An international team of researchers has developed a new mechanism to protect enzymes from oxygen as biocatalysts in fuel cells. The enzymes, known as hydrogenases, are just as efficient as precious metal catalysts, but unstable when they come into contact with oxygen. They are therefore not yet suitable for technological applications.
The new protective mechanism is based on oxygen-consuming enzymes that draw their energy from sugar. The researchers showed that they were able to use this protective mechanism to produce a functional biofuel cell that works with hydrogen and glucose as fuel.
The research team was led by Dr. Adrian Ruff and Professor Wolfgang Schuhmann from the Center for Electrochemical Sciences at Ruhr-Universität Bochum.
The team had already shown in earlier studies that hydrogenases can be protected from oxygen by embedding them in a polymer. "However, this mechanism consumed electrons, which reduced the performance of the fuel cell," says Ruff. "In addition, part of the catalyst was used to protect the enzyme." The scientists therefore looked for ways to decouple the catalytically active system from the protective mechanism.
Enzymes Trap Oxygen
With the aid of two enzymes, they built an oxygen removal system around the current-producing electrode. First, the researchers coated the electrode with the hydrogenases, which were embedded in a polymer matrix to fix them in place. They then placed another polymer matrix on top of the hydrogenase, which completely enclosed the underlying catalyst layer. It contained two enzymes that use sugar to convert oxygen into water.

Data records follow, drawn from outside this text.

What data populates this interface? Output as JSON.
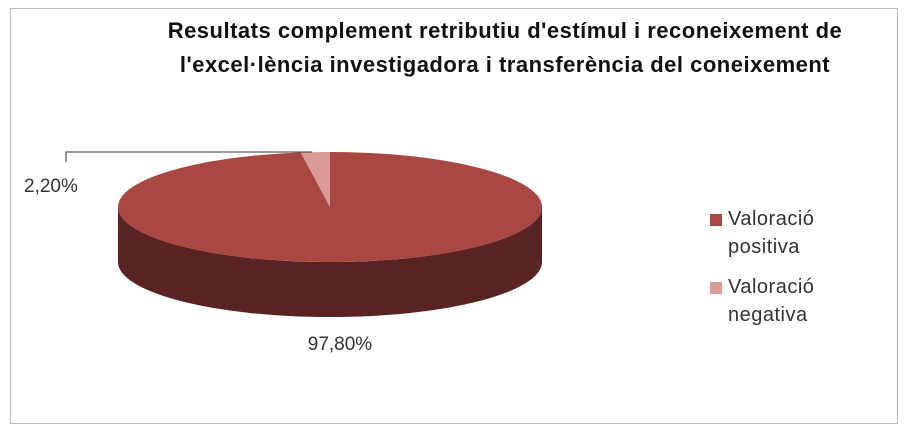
{
  "chart_data": {
    "type": "pie3d",
    "title": "Resultats complement retributiu d'estímul i reconeixement de  l'excel·lència investigadora i transferència del coneixement",
    "series": [
      {
        "name": "Valoració positiva",
        "color": "#a94843",
        "values": [
          97.8
        ],
        "value_labels": [
          "97,80%"
        ]
      },
      {
        "name": "Valoració negativa",
        "color": "#d99a98",
        "values": [
          2.2
        ],
        "value_labels": [
          "2,20%"
        ]
      }
    ],
    "side_color": "#5a2323"
  }
}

Hydrogen is oxidised in the hydrogenase-containing layer at the bottom. The electrode absorbs the electrons released in the process. The top layer removes harmful oxygen.
Functional Fuel Cell Built
In further experiments, the group combined the bioanodes described above with biocathodes, which are also based on the conversion of glucose. In this way, the team produced a functional biofuel cell.
"The cheap and abundant biomass glucose is not only the fuel for the protective system, but also drives the biocathode and thus generates a current flow in the cell," summarises Schuhmann, head of the Center for Electrochemical Sciences and member of the cluster of excellence Ruhr Explores Solvation. The cell had an open-circuit voltage of 1.15 volts–the highest value ever achieved for a cell containing a polymer-based bioanode.
"We assume that the principle behind this protective shield mechanism can be transferred to any sensitive catalyst if the appropriate enzyme is selected that can catalyse the corresponding interception reaction," says Schuhmann.